Флетчер так же отличался от Бомонта, как только может один человек отличаться от другого; маленький, смуглый, взъерошенный, женственный, он обладал необычайно тонким остроумием, душевной теплотой и творческой плодовитостью. У него возникал сюжет далее во время разговора. Сотрудничество этих двух людей было совершенным – так всегда думал Шекспир. Бомонт вкладывал в их труд рассудочность, вкус, чувство пропорции, творческую способность, добросовестность и неподдельное поэтическое качество. Флетчер, с другой стороны, вносил в их общий труд девственный лес мысли и идей, сюжета и плана. Шекспир любил и уважал Бомонта. Но он питал странное духовное родство по отношению к Флетчеру.
– Ты никогда бы не забыл Молл Фрит, если бы увидал ее, Джон, – сказал Бербедж, сухо обращаясь к Флетчеру. – Она такого же роста, как Фрэнк, но не могу сказать, чтобы она была такая же толстая, – она гораздо толще. Она может удержать двух мужчин одной рукой и убить их другой – кулак у нее словно конское копыто. К тому же красивая баба – златокудрая, с огненными глазами. Волосы у нее до пят, и она так и ходит иногда. Она тогда вся точно объята пламенем, с головы до ног. Она сама пробила себе дорогу, пядь за пядью, пока не взошла на свой распутный трон. Никто из женщин не любит ее, никто не осмелится рассердить ее, но каждая отдала бы свою душу, чтобы сблизиться с ней. Никто из мужчин не станет раздражать ее и не осмелится полюбить ее, но каждый дал бы отрезать себе уши, если бы она избрала его своим любовником. Она обобрала как липку не одного простачка… Она во многом напоминает – хотя сферы их деятельности так различны – нашу покойную девственную королеву Элизабет, – добавил он сухо.

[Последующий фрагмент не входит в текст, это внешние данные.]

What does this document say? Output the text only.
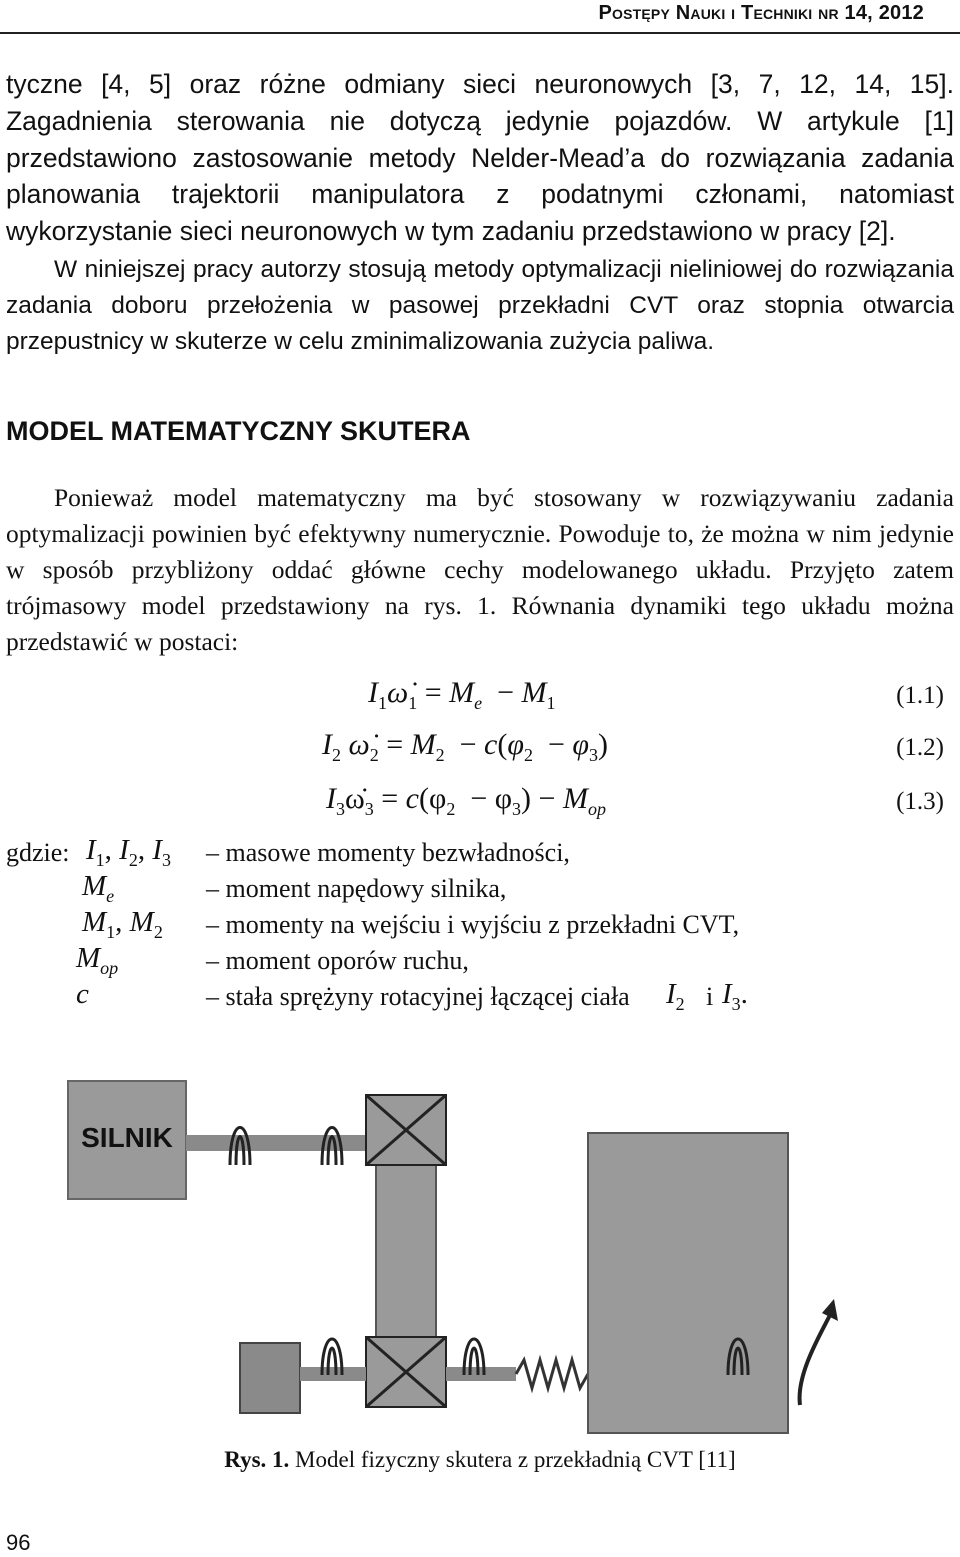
Postępy Nauki i Techniki nr 14, 2012

tyczne [4, 5] oraz różne odmiany sieci neuronowych [3, 7, 12, 14, 15]. Zagadnienia sterowania nie dotyczą jedynie pojazdów. W artykule [1] przedstawiono zastosowanie metody Nelder-Mead’a do rozwiązania zadania planowania trajektorii manipulatora z podatnymi członami, natomiast wykorzystanie sieci neuronowych w tym zadaniu przedstawiono w pracy [2].

W niniejszej pracy autorzy stosują metody optymalizacji nieliniowej do rozwiązania zadania doboru przełożenia w pasowej przekładni CVT oraz stopnia otwarcia przepustnicy w skuterze w celu zminimalizowania zużycia paliwa.

MODEL MATEMATYCZNY SKUTERA

Ponieważ model matematyczny ma być stosowany w rozwiązywaniu zadania optymalizacji powinien być efektywny numerycznie. Powoduje to, że można w nim jedynie w sposób przybliżony oddać główne cechy modelowanego układu. Przyjęto zatem trójmasowy model przedstawiony na rys. 1. Równania dynamiki tego układu można przedstawić w postaci:

$I_1\omegȧ_1 = M_e - M_1$	(1.1)
$I_2$ $\omegȧ_2 = M_2 - c(\varphi_2 - \varphi_3)$	(1.2)
$I_3\omegȧ_3 = c(\varphi_2 - \varphi_3) - M_{op}$	(1.3)
gdzie: $I_1$, $I_2$, $I_3$ – masowe momenty bezwładności,
$M_e$	– moment napędowy silnika,
$M_1$, $M_2$ – momenty na wejściu i wyjściu z przekładni CVT,
$M_{op}$	– moment oporów ruchu,
c	– stała sprężyny rotacyjnej łączącej ciała $I_2$ i $I_3$.
SILNIK
Rys. 1. Model fizyczny skutera z przekładnią CVT [11]
96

– Как жаль, Вилл, что ты не встретил ее первой, – сказал Хемминдж.
Это замечание вызвало ряд непристойностей. То высокое уважение, доходившее до преклонения, которое бедный Джон Хемминдж питал к Шекспиру, было предметом насмешки членов клуба «Сирена». Бен, особенно в эту минуту, дрожал от смеха с головы до ног. Хемминдж видел, что смеются над ним, и совершенно спокойно относился к этому. Он поднял свои большие серые глаза на предмет своей заботы. Хемминдж был здоровенный, широкоплечий мужчина. По сравнению с Бомонтом он напоминал сельского жеребца-производителя рядом с конем рыцаря. Тем не менее во время их блужданий по городским притонам разные Долли, Молли и Полли бросали многообещающие взгляды не на Бомонта, а на Джона Хемминджа.